Malcolm Walford: 90-year-old says “Don’t sit at home, volunteer, get involved.”

Seventy-one years after starting work at Worcestershire’s historic Croome Estate, 90-year-old volunteering veteran Malcolm Walford is still going strong and has no intention of putting his feet up any time soon.


90 yr old Malcom on Worcestershire’s historic Croome Estate

Worcestershire local Malcolm Walford first started work at Croome two months after Queen Elizabeth II’s June 1953 coronation, and as well as outliving two of the estate’s owners and our late monarch, the effervescent nonagenarian has welcomed tens of thousands of visitors to the stunning 18th Century Neo-Palladian mansion and even has his own plot reserved in the estate’s churchyard for when his day finally comes. Which won’t be any time soon if Malcom has his way…

I was born in Wolverhampton on August 14th 1933, and my father was born about two miles away from Croome.

He worked there, as did two of his brothers, and they always said to me, ‘There’s something special about Croome,’ and I’m still here 71 years after I started working here, so they weren’t wrong.

It’s a magical place, and it keeps me young and a lot of people, when they meet me, can’t believe that I’ve passed 90, and to be honest, I don’t feel this old either.


Malcom in his early role as a bricklayer

I’ve always been a busy person, and I started work on the estate in 1953 as a labourer with a stonemason and bricklayer. I got promoted in 1961 to stores controller, which I loved, and since then, I’ve had multiple roles, including company secretary, director, and even managing director.

Now, I’m based at Croome Church, where I’m a historian for Lord and Lady Coventry, and I welcome visitors and talk about the history of the estate, which is now administered by the National Trust, and about my own life, too.

I know a lot of people might reach 70 and want to put their feet up, but not me. I love the estate. It gets me out. It gets me talking to people, and once I get six or seven people around me, that gives me great pleasure. It’s wonderful.


Malcolm as the Store Controller

Malcolm as the Store Controller

I’m the last of the workmen who came onto the estate in 1953, and I’ve even written a book about the history of the place. Nobody will ever beat my service going back right to the 1800s. Nobody has ever done 71 years, and I love it even more now I’m getting older.

Both my parents lived until they were 92, so that’s the first anniversary I want to reach, and it’s been a long journey to reach this point.

I used to live in the village where Capability Brown – who designed the gardens – was from, but after I married my wife Mary from RAF Defford, we moved into a tied house on the estate.

We split up before she died from a brain aneurism in 2003, three months after my lad took his own life at the age of 44, but I still have a daughter and a granddaughter.

I then had a relationship with my secretary Gaynor, who passed away from pancreatic cancer four years ago, but the toughest time was Covid, when Croome closed down, and I was living alone in a flat in nearby Pershore, where I am now, where I had to have a lot of help from nurses to get me through it, but I got through it, I’m back at Croome, and now I’m as full of life as ever.

My association with Croome has been the biggest constant in my life, and its absolutely kept me going I just love being part of the fabric of the place.


God knows what they’re going to do when I’m not here anymore, and that’s why I want to keep sharing as much information about the place as I can now while I’m still alive, and I know everyone at Croome is willing me to get all the way to 100, so we’ll just have to wait and see.

I still drive. I’m still alert and I’ve written another 65 stories about Croome, which are going to be archived digitally and shared with future generations, and I just want to keep going.

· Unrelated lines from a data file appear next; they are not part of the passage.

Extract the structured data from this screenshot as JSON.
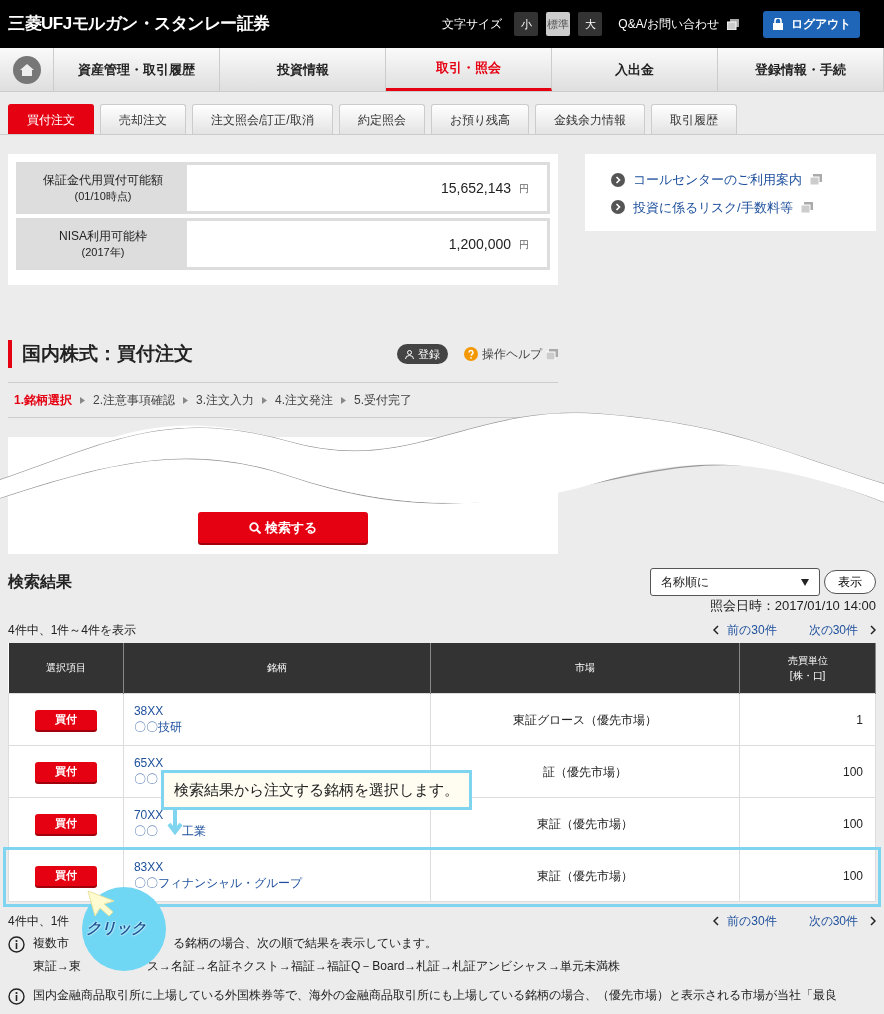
{
  "header": {
    "logo": "三菱UFJモルガン・スタンレー証券",
    "font_size_label": "文字サイズ",
    "font_sizes": [
      {
        "label": "小",
        "selected": false
      },
      {
        "label": "標準",
        "selected": true
      },
      {
        "label": "大",
        "selected": false
      }
    ],
    "help_link": "Q&A/お問い合わせ",
    "logout": "ログアウト"
  },
  "main_nav": [
    {
      "label": "資産管理・取引履歴",
      "selected": false
    },
    {
      "label": "投資情報",
      "selected": false
    },
    {
      "label": "取引・照会",
      "selected": true
    },
    {
      "label": "入出金",
      "selected": false
    },
    {
      "label": "登録情報・手続",
      "selected": false
    }
  ],
  "sub_tabs": [
    {
      "label": "買付注文",
      "selected": true
    },
    {
      "label": "売却注文",
      "selected": false
    },
    {
      "label": "注文照会/訂正/取消",
      "selected": false
    },
    {
      "label": "約定照会",
      "selected": false
    },
    {
      "label": "お預り残高",
      "selected": false
    },
    {
      "label": "金銭余力情報",
      "selected": false
    },
    {
      "label": "取引履歴",
      "selected": false
    }
  ],
  "balances": [
    {
      "label": "保証金代用買付可能額",
      "sub": "(01/10時点)",
      "amount": "15,652,143",
      "unit": "円"
    },
    {
      "label": "NISA利用可能枠",
      "sub": "(2017年)",
      "amount": "1,200,000",
      "unit": "円"
    }
  ],
  "side_links": [
    "コールセンターのご利用案内",
    "投資に係るリスク/手数料等"
  ],
  "page_title": "国内株式：買付注文",
  "register_badge": "登録",
  "help": "操作ヘルプ",
  "steps": [
    {
      "label": "1.銘柄選択",
      "selected": true
    },
    {
      "label": "2.注意事項確認",
      "selected": false
    },
    {
      "label": "3.注文入力",
      "selected": false
    },
    {
      "label": "4.注文発注",
      "selected": false
    },
    {
      "label": "5.受付完了",
      "selected": false
    }
  ],
  "search_button": "検索する",
  "results": {
    "title": "検索結果",
    "sort": {
      "value": "名称順に"
    },
    "show_button": "表示",
    "timestamp": "照会日時：2017/01/10 14:00",
    "count": "4件中、1件～4件を表示",
    "prev": "前の30件",
    "next": "次の30件",
    "columns": [
      {
        "label": "選択項目"
      },
      {
        "label": "銘柄"
      },
      {
        "label": "市場"
      },
      {
        "label": "売買単位",
        "sub": "[株・口]"
      }
    ],
    "rows": [
      {
        "action": "買付",
        "code": "38XX",
        "name_parts": [
          "〇〇技研"
        ],
        "market": "東証グロース（優先市場）",
        "unit": "1",
        "highlighted": false
      },
      {
        "action": "買付",
        "code": "65XX",
        "name_parts": [
          "〇〇"
        ],
        "market": "証（優先市場）",
        "unit": "100",
        "highlighted": false
      },
      {
        "action": "買付",
        "code": "70XX",
        "name_parts": [
          "〇〇",
          "工業"
        ],
        "market": "東証（優先市場）",
        "unit": "100",
        "highlighted": false
      },
      {
        "action": "買付",
        "code": "83XX",
        "name_parts": [
          "〇〇フィナンシャル・グループ"
        ],
        "market": "東証（優先市場）",
        "unit": "100",
        "highlighted": true
      }
    ],
    "count_bottom": "4件中、1件",
    "prev_bottom": "前の30件",
    "next_bottom": "次の30件"
  },
  "notes": [
    {
      "lines": [
        [
          "複数市",
          "る銘柄の場合、次の順で結果を表示しています。"
        ],
        [
          "東証→東",
          "ス→名証→名証ネクスト→福証→福証Q－Board→札証→札証アンビシャス→単元未満株"
        ]
      ]
    },
    {
      "lines": [
        [
          "国内金融商品取引所に上場している外国株券等で、海外の金融商品取引所にも上場している銘柄の場合、（優先市場）と表示される市場が当社「最良"
        ]
      ]
    }
  ],
  "annotations": {
    "callout": "検索結果から注文する銘柄を選択します。",
    "click": "クリック"
  }
}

Don’t sit at home. Volunteer. Get involved. I couldn’t survive if I had to stop at home all day. 
Malcolm Watford

I love turning up for work on a Saturday morning but working for five hours leaves me shattered – although I’ll do Wednesday mornings too in the summer – but I wouldn’t have it any other way.

It’s tiring, but it’s energising, too, and if there are people out there reading this and wondering how they can make the most of their time, I’d urge them to volunteer for the National Trust. If there’s anything local, volunteer for it because it keeps you going.

Don’t sit at home. Volunteer. Get involved. I couldn’t survive if I had to stop at home all day.

No way. I’d just disappear. I wouldn’t live as long as I want to live.

And I hope to go on for a very long time yet!